King was asked to go on record on point after point during the cross-examination: Did he deny smoking marijuana when he really had? Did a friend in his speeding car tap him on the shoulder and warn that police were chasing them? Was he sure he halted at an off-ramp stop sign? Did he ever claim that a CHP officer, Melanie Singer, beat and kicked him along with the others?

Even King’s weight became the subject of dispute.

When he walked to the witness stand Tuesday afternoon--as well-dressed as any lawyer in the court in a charcoal-gray, pin-striped suit--King cut an erect, slender figure, a far cry from the burly man videotaped slumped on the ground two years ago. “I’ve got my body in better condition,” King testified, explaining that he has exercise equipment at his apartment.

But when he claimed that he has only lost 14 pounds--down to 211 pounds, from 225--defense attorney Michael P. Stone, representing Officer Laurence M. Powell, showed the jury enlarged photos of a shirtless King taken days after the beating, looking much more massive than now.

Braun later argued that King was probably 40 pounds heavier then and now “doesn’t look so fearsome.”

The perspective that counts, he added, is that of the officers who had to arrest King after the long car chase, not knowing whether he was armed or why he was fleeing. And the way he appeared to them, Braun acknowledged now, may have been “more fearsome than what he really was.”

The defense lawyers had to walk a fine line in their cross-examination, trying to be as tough as possible but careful to treat “Mr. King” with respect--knowing it could be fatal if jurors thought they were bullying him in court.

Advertisement

Kowalski, in contrast, was careful not to present the jury with too sanitized a prosecution portrayal of King. He tried to blunt the defense attack in his own questioning by having King readily admit many of the most damaging parts of his story: that he was a convicted felon, had too much to drink that night and that he fled from police because he feared they would send him back to prison.

The prosecutor also had King acknowledge that he had lied about his behavior at times, has forgotten details, and that, yes, he hoped to get “a lot of money.”

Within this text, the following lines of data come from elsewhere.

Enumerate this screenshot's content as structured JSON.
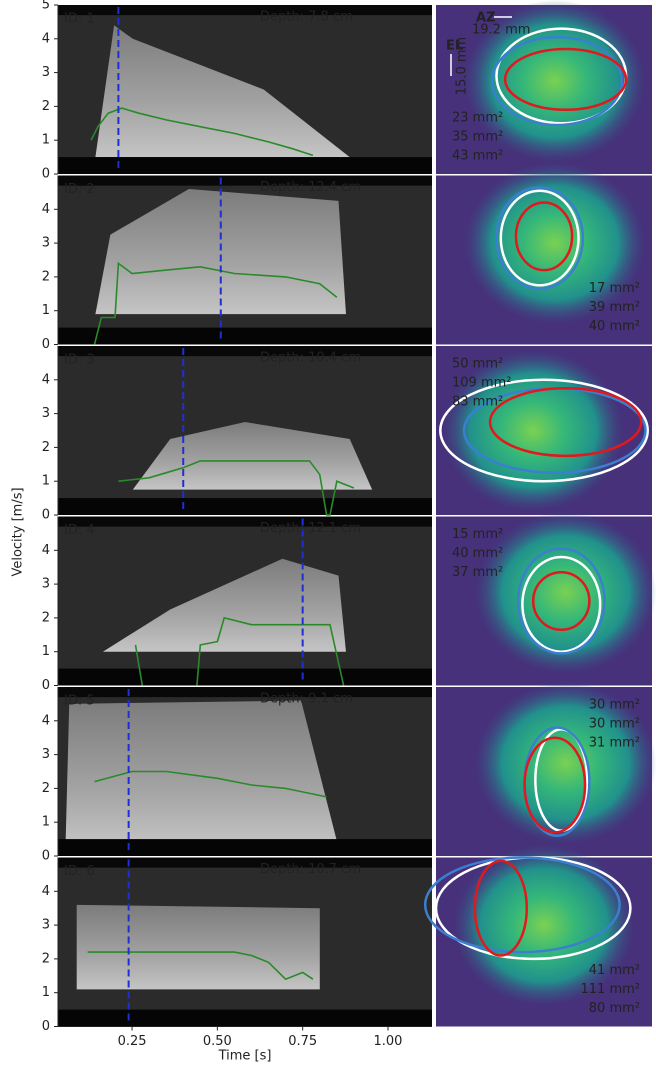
{
  "x_label": "Time [s]",
  "y_label": "Velocity [m/s]",
  "xlim": [
    0.033,
    1.129
  ],
  "xticks": [
    0.25,
    {
      "value": 0.5,
      "label": "0.50"
    },
    0.75,
    {
      "value": 1.0,
      "label": "1.00"
    }
  ],
  "scale_bar": {
    "az_label": "AZ",
    "az_size": "19.2 mm",
    "el_label": "EL",
    "el_size": "15.0 mm"
  },
  "chart_data": [
    {
      "type": "line",
      "title": "ID: 1",
      "annotation": "Depth: 7.8 cm",
      "ylim": [
        0,
        5
      ],
      "yticks": [
        0,
        1,
        2,
        3,
        4,
        5
      ],
      "series": [
        {
          "color": "#2a8a2a",
          "x": [
            0.13,
            0.15,
            0.18,
            0.22,
            0.27,
            0.35,
            0.45,
            0.55,
            0.65,
            0.72,
            0.78
          ],
          "values": [
            1.0,
            1.4,
            1.8,
            1.95,
            1.8,
            1.6,
            1.4,
            1.2,
            0.95,
            0.75,
            0.55
          ]
        }
      ],
      "marker_time": 0.21,
      "marker_color": "#1f2fd6",
      "areas": {
        "values": [
          23,
          35,
          43
        ],
        "value_labels": [
          "23 mm²",
          "35 mm²",
          "43 mm²"
        ],
        "colors": [
          "#e0191c",
          "#ffffff",
          "#5b9bd5"
        ],
        "corner": "bottom-left"
      }
    },
    {
      "type": "line",
      "title": "ID: 2",
      "annotation": "Depth: 12.4 cm",
      "ylim": [
        0,
        5
      ],
      "yticks": [
        0,
        1,
        2,
        3,
        4
      ],
      "series": [
        {
          "color": "#2a8a2a",
          "x": [
            0.14,
            0.16,
            0.2,
            0.21,
            0.25,
            0.35,
            0.45,
            0.55,
            0.7,
            0.8,
            0.85
          ],
          "values": [
            0,
            0.8,
            0.8,
            2.4,
            2.1,
            2.2,
            2.3,
            2.1,
            2.0,
            1.8,
            1.4
          ]
        }
      ],
      "marker_time": 0.51,
      "marker_color": "#1f2fd6",
      "areas": {
        "values": [
          17,
          39,
          40
        ],
        "value_labels": [
          "17 mm²",
          "39 mm²",
          "40 mm²"
        ],
        "colors": [
          "#e0191c",
          "#ffffff",
          "#5b9bd5"
        ],
        "corner": "bottom-right"
      }
    },
    {
      "type": "line",
      "title": "ID: 3",
      "annotation": "Depth: 10.4 cm",
      "ylim": [
        0,
        5
      ],
      "yticks": [
        0,
        1,
        2,
        3,
        4
      ],
      "series": [
        {
          "color": "#2a8a2a",
          "x": [
            0.21,
            0.3,
            0.4,
            0.45,
            0.55,
            0.7,
            0.77,
            0.8,
            0.82,
            0.83,
            0.85,
            0.9
          ],
          "values": [
            1.0,
            1.1,
            1.4,
            1.6,
            1.6,
            1.6,
            1.6,
            1.2,
            0,
            0,
            1.0,
            0.8
          ]
        }
      ],
      "marker_time": 0.4,
      "marker_color": "#1f2fd6",
      "areas": {
        "values": [
          50,
          109,
          83
        ],
        "value_labels": [
          "50 mm²",
          "109 mm²",
          "83 mm²"
        ],
        "colors": [
          "#e0191c",
          "#ffffff",
          "#5b9bd5"
        ],
        "corner": "top-left"
      }
    },
    {
      "type": "line",
      "title": "ID: 4",
      "annotation": "Depth: 12.1 cm",
      "ylim": [
        0,
        5
      ],
      "yticks": [
        0,
        1,
        2,
        3,
        4
      ],
      "series": [
        {
          "color": "#2a8a2a",
          "x": [
            0.26,
            0.28,
            0.36,
            0.44,
            0.45,
            0.5,
            0.52,
            0.6,
            0.75,
            0.83,
            0.87
          ],
          "values": [
            1.2,
            0,
            null,
            0,
            1.2,
            1.3,
            2.0,
            1.8,
            1.8,
            1.8,
            0
          ]
        }
      ],
      "marker_time": 0.75,
      "marker_color": "#1f2fd6",
      "areas": {
        "values": [
          15,
          40,
          37
        ],
        "value_labels": [
          "15 mm²",
          "40 mm²",
          "37 mm²"
        ],
        "colors": [
          "#e0191c",
          "#ffffff",
          "#5b9bd5"
        ],
        "corner": "top-left"
      }
    },
    {
      "type": "line",
      "title": "ID: 5",
      "annotation": "Depth: 9.1 cm",
      "ylim": [
        0,
        5
      ],
      "yticks": [
        0,
        1,
        2,
        3,
        4
      ],
      "series": [
        {
          "color": "#2a8a2a",
          "x": [
            0.14,
            0.25,
            0.35,
            0.5,
            0.6,
            0.7,
            0.82
          ],
          "values": [
            2.2,
            2.5,
            2.5,
            2.3,
            2.1,
            2.0,
            1.75
          ]
        }
      ],
      "marker_time": 0.24,
      "marker_color": "#1f2fd6",
      "areas": {
        "values": [
          30,
          30,
          31
        ],
        "value_labels": [
          "30 mm²",
          "30 mm²",
          "31 mm²"
        ],
        "colors": [
          "#e0191c",
          "#ffffff",
          "#5b9bd5"
        ],
        "corner": "top-right"
      }
    },
    {
      "type": "line",
      "title": "ID: 6",
      "annotation": "Depth: 10.7 cm",
      "ylim": [
        0,
        5
      ],
      "yticks": [
        0,
        1,
        2,
        3,
        4
      ],
      "series": [
        {
          "color": "#2a8a2a",
          "x": [
            0.12,
            0.4,
            0.5,
            0.55,
            0.6,
            0.65,
            0.7,
            0.75,
            0.78
          ],
          "values": [
            2.2,
            2.2,
            2.2,
            2.2,
            2.1,
            1.9,
            1.4,
            1.6,
            1.4
          ]
        }
      ],
      "marker_time": 0.24,
      "marker_color": "#1f2fd6",
      "areas": {
        "values": [
          41,
          111,
          80
        ],
        "value_labels": [
          "41 mm²",
          "111 mm²",
          "80 mm²"
        ],
        "colors": [
          "#e0191c",
          "#ffffff",
          "#5b9bd5"
        ],
        "corner": "bottom-right"
      }
    }
  ]
}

“He didn’t look like a slick liar,” concluded Loyola’s Levinson. “He didn’t look like he was covering up.”

She said those impressions--if shared by the jury--might deter the defense from any temptation to, in effect, keep King “on trial” as the proceedings continue in federal court.

“There’s a risk of doing that, of putting him on trial,” Levinson said, “and that is that the jury will look at it through Rodney King’s eyes. That’s dangerous for (the defense). For those looked like very beaten eyes.”